The Assassin’s Creed franchise is turning 13 this year and, as every parent knows, this is when things start getting a little scary. Is your little baby going to continue on the right path and blossom into a beautiful butterfly, or are they going to decide that they’re are sick and tired of doing what is expected of them and then decide it’s now their time to forge their own path in this world?
When it comes to video games the same decision is inevitable: Should the developer keep making the same game with slight changes and polish to please their existing audience, or is it time to branch out and rewrite the script so that new path is forged reaches a new audience?
It should come as no surprise that after 11 main games and 17 spin-offs that have has netted Ubisoft over 140 million sales, that this year’s incarnation is sticking to the battle-tested Assassin’s Creed formula that games such as Origins and Odyssey have pioneered.
However, this time you are not leaping over Venetian buildings or climbing the sails of ships on the high sea. Now you’re in jolly old England, in the time of the Viking invasion and occupation. If you’ve ever watched the TV series Vikings then you will know that the Vikings managed to land in England in 793 AD and that their presence lasted until 1066 AD, so for nearly 300 years the English and Vikings lived together and were not always enemies.
This is where we join the story as Eivor, leader of a clan of Norsemen who are working with their friends to bring peace, happiness and a safe future for everyone in the region. As is usual with Assassin’s Creed games, the lore and stories are well fleshed out and engaging.
For my hands-on I started with an assault in East Anglia. The objective was to take my longboat and my clan upriver to a fort that had been overrun. If we were able to take control of the fort and blow the horn on top of the highest tower, then the local villagers would know we were on their side and they would join our quest to rid the land of the forces of Wessex, thus aiding us in returning the rightful heir of East Anglia to the throne.
The combat controls in Assassin’s Creed: Valhalla have been updated to enable a more detailed fighting experience along with the options of two-handed weapons and even the dual-wielding of axes and the like. If you’ve played Origins or Odyssey, you’ll be more than familiar with this system by now. You have your standard attacks along with the ability to launch heavy and ranged attacks using the bumpers as before.

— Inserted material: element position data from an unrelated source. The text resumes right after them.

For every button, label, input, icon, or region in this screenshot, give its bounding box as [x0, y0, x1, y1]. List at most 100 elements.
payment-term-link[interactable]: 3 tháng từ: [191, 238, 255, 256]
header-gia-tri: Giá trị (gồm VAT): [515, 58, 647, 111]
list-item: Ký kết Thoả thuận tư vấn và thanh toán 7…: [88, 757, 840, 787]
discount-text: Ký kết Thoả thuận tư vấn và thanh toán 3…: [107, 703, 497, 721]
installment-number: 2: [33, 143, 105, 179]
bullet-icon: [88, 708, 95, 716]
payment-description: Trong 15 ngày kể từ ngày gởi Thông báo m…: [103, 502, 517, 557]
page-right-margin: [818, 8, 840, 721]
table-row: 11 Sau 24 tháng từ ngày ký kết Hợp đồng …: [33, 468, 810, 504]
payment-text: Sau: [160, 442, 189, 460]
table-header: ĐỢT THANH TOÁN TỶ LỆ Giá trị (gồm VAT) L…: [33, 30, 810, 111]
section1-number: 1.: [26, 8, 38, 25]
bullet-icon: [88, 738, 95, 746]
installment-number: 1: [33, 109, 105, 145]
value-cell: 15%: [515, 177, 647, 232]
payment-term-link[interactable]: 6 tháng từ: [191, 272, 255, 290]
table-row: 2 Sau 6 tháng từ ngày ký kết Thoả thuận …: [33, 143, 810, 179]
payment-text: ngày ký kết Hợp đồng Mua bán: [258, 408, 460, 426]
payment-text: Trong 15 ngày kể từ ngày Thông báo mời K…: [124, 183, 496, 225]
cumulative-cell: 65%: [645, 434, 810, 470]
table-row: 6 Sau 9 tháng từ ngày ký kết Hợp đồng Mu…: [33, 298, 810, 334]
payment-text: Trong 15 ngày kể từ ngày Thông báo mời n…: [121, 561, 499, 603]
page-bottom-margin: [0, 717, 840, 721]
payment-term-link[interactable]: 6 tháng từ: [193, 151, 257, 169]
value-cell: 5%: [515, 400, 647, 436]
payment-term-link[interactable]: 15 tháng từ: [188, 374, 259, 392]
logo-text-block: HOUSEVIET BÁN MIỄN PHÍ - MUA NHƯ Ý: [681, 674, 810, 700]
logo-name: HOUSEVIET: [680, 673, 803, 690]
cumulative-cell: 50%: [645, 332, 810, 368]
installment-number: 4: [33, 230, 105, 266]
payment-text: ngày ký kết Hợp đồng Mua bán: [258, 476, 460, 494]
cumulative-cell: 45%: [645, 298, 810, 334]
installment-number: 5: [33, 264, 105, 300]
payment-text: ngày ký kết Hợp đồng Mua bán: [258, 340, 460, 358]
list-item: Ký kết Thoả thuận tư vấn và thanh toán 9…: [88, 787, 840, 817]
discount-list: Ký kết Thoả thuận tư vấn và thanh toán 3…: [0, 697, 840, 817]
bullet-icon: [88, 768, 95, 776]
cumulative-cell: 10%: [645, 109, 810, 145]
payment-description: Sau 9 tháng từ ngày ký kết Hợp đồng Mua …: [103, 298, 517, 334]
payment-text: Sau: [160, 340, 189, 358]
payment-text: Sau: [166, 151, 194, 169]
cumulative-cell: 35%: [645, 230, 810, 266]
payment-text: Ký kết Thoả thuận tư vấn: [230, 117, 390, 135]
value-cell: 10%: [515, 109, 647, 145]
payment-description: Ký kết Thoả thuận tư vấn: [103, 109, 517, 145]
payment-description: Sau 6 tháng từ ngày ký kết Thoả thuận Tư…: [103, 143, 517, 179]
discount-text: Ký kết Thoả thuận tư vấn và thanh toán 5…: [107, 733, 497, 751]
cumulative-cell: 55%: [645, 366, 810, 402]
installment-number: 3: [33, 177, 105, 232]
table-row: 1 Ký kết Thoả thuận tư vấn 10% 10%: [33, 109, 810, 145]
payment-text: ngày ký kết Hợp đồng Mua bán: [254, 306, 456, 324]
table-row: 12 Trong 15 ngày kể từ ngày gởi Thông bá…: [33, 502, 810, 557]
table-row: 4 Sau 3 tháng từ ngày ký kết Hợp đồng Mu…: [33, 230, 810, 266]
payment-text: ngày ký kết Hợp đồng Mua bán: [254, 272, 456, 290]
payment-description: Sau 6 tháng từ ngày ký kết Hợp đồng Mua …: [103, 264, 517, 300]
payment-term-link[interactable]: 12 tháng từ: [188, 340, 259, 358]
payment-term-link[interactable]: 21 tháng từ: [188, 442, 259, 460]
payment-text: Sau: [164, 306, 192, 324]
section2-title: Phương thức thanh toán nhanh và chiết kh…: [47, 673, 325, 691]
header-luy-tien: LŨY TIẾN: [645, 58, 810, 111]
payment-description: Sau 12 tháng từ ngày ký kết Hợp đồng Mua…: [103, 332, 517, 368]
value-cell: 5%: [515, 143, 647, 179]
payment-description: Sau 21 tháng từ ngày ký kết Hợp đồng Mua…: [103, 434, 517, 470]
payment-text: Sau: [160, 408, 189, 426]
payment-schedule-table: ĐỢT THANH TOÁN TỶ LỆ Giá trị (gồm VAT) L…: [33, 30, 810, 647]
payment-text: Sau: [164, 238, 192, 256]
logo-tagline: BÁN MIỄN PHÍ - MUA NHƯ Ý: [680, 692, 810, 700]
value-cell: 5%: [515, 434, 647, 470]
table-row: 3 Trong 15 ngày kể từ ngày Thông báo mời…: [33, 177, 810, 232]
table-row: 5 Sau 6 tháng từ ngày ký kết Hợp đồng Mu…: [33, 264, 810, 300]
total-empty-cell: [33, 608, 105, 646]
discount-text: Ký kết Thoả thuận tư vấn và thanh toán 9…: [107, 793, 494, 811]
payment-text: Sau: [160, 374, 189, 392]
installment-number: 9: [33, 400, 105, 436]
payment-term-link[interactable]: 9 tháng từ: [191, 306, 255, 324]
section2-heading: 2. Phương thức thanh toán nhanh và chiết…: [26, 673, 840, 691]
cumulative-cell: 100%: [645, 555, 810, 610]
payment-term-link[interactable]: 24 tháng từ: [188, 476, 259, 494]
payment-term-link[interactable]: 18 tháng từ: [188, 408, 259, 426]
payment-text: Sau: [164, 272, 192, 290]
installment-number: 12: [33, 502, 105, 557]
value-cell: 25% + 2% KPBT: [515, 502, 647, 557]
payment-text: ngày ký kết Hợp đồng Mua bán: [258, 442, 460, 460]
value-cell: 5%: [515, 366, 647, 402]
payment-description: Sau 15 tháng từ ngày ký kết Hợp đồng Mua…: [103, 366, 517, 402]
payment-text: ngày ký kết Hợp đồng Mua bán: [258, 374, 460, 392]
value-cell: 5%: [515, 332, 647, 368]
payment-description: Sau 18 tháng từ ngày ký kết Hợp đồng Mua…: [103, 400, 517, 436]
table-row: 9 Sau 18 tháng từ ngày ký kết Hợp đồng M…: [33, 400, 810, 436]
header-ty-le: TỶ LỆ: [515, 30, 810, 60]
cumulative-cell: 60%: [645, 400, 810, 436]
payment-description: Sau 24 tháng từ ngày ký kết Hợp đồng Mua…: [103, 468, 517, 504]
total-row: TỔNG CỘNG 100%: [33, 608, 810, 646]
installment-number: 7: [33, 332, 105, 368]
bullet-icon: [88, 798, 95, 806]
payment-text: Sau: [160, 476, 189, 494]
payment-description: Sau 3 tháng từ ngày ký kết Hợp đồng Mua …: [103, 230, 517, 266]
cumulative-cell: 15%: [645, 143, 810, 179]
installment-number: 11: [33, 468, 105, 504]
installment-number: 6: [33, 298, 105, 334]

Unfortunately, as this hands-on was being done remotely and the fighting controls of Assassin’s Creed are so intricate, it did become very difficult to truly get to grips with the speed required to shield and respond quickly to multiple enemies, as I was experiencing pretty bad lag at times. This made the more difficult, and fun, sections of the hands-on virtually impossible to complete.
This is by no means a fault of the game itself but it did make me wonder how, and if, the games would ever work on streaming platforms like Google Stadia where the lag isn’t bad but is impossible to remove completely.
Watching my hands-on helper take control and quickly swap between shielding, attacking and then using range attacks to utilise the environment in a multitude of ways to turn the tide of the battle was exhilarating and frustrating in equal measures. The thrill of being able to turn what are very large battles in your favour by using deep gameplay controls is something I wished I could experience but I just couldn’t chain the same sort of moves together with the lag that we were experiencing.
However after completing the assault and a subsequent raid, which is similar to the assaults but on a much larger scale with a much bigger variety of enemies, I moved onto the standard open-world experience of Assassin’s Creed and this is where I really started to enjoy the game more.
Riding around the massive open world and interacting with the hundreds of NPC’s dotted around really immersed me within the experience. From following the main story plot which led me down into an underground abandoned maze dotted with occult ornaments and letters, all this detail gave me an insight into the horrific things that had gone on. Helping out random strangers such as the little girl who was practicing to become a horse whisperer, who actually just turned out to be a thief, also reminded me how treacherous these lands could be.
I found the open world to be alive with possibilities and lore and while I only had a few hours with the game you can quickly pick up that it’s a timesink of note with its various side-quests and mysteries that await players.
Generally when thinking of 50+ hour games, you don’t really worry too much about replayability but in my short time in Assassin’s Creed Valhalla I got some insight into how you approach the game and that does really change how the story plays out. In the large raid I played through at the end, I was given a choice of whether to kill or arrest the boss at the end of the battle. At the request of the rightful heir to the throne, I showed mercy (against my better judgement), and he was arrested and held for trial.
Then a little while later whilst attending a wedding, he broke free and started attacking the guests and I had to protect the new King and Queen by taking him out. Which left me wondering: What would have happened if I had executed him on top of the castle earlier?
From my short experience with Assassin’s Creed: Valhalla, and excluding our technical struggles, I can quite confidently say that if you’re a fan of the Assassin’s Creed franchise and are looking forward to jumping back into a familiar game with new lore and environments, then you’re going to love Valhalla. Ubisoft has taken a successful formula and polished it further, adding some new things to the pot. You will instantly know that this is an Assassin’s Creed game, even if Vikings are not the first thing I think of when I think of assassins.